J’espérais que ces clients de la crêpière, les parents de l’enfant, eussent payé par chèque ou par carte bancaire, auquel cas Guy aurait certainement su les retrouver grâce aux facturettes du jour qu’Armelle Jolivet s’apprêtait à nous remettre, serrées dans un petit élastique. Pas de chance, la crêpière se souvint alors que ces clients avaient payé leur repas en argent liquide, qu’elle ne les connaissait pas, qu’elle ne les avait jamais vus et encore moins revus. Ainsi aucune chance de les retrouver par ce moyen. C’étaient, de toute évidence, des touristes de passage. Cette piste se refermait donc, pas même entrouverte. Cependant, ce témoignage du gamin, peu fiable et même impossible à vérifier, entretenait le doute tandis qu’au fil des heures, la rumeur enflait et déferlait sur la commune comme un torrent qu’aucun barrage n’aurait pu contenir. Elle se résumait à quelques mots qui circulaient rapidement de porte en porte, de fenêtre à fenêtre, d’un téléphone à l’autre et de réseau en réseau : « Germaine Nuz a été trouvée noyée dans le port, elle a enfin été assassinée, tant mieux et bon débarras, mais on ne sait pas encore par qui. Deux policiers de Morlaix sont même arrivés à Locquénolé et ont commencé à interroger les habitants. »

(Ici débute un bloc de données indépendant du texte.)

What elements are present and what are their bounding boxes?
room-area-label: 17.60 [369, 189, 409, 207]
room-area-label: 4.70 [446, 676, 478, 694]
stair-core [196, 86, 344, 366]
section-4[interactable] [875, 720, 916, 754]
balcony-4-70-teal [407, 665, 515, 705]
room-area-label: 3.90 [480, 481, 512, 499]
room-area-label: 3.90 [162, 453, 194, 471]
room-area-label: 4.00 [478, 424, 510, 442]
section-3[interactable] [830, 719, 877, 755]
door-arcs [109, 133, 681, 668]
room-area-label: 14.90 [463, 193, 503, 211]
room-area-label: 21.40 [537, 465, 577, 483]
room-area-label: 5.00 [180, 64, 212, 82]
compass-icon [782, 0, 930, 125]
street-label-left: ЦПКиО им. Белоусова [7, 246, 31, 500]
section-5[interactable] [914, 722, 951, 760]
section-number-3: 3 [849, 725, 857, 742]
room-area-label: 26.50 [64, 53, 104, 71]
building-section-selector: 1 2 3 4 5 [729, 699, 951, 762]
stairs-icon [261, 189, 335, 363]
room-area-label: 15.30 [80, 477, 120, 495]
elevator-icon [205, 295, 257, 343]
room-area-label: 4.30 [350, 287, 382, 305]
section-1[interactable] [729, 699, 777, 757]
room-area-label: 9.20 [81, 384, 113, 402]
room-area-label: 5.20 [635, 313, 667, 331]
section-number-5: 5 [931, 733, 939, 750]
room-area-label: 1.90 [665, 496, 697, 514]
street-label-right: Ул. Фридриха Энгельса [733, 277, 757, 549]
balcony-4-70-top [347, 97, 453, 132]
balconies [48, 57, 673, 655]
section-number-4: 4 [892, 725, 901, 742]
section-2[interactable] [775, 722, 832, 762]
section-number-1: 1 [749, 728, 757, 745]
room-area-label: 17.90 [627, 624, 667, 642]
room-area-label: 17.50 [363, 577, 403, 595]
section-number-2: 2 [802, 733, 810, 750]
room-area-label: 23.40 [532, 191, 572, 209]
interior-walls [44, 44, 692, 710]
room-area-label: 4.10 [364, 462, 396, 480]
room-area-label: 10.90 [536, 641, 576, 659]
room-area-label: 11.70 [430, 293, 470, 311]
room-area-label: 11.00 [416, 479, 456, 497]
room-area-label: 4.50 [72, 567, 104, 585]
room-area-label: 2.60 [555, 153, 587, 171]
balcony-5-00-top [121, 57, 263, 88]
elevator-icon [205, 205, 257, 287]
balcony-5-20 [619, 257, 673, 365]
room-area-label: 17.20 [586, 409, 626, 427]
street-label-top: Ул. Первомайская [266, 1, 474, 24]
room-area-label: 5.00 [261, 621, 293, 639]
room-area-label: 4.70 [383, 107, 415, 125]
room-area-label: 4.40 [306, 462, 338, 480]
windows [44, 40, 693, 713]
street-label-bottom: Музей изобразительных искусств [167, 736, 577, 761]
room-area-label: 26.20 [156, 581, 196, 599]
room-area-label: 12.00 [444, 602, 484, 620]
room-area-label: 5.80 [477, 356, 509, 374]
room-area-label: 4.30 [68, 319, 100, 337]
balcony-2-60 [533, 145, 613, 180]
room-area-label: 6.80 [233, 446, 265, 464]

1 Voir Les Amours Noires du Léon, même auteur, même éditeur.

II

Morlaix. Lundi 20 juillet 2015.

Ce matin-là, j’étais déjà dans mon bureau, un peu avant huit heures, et je parcourais rapidement Le Télégramme du jour, me contentant provisoirement du survol des plus gros titres, me dépêchant d’en arriver aux pages sportives, mes préférées évidemment, quitte à revenir en arrière pour une seconde, voire souvent une troisième lecture, et je m’apprêtais à passer une nouvelle journée à faire du porte-à-porte à Locquénolé, en compagnie de mon collègue, le capitaine Arsène Le Treut. Une nouvelle expédition en ce lieu ne l’inspirait pas vraiment et il déclarait haut et fort, et à qui voulait l’entendre, qu’un bourg comme celui-là, où tous les cafés étaient désormais définitivement fermés, où l’on ne pouvait même plus boire un verre ou acheter un paquet de cigarettes, n’était qu’un désert culturel qui l’indisposait fortement, lui procurait comme un avant-goût de l’enfer et méritait d’être, à tout jamais, rayé de la carte.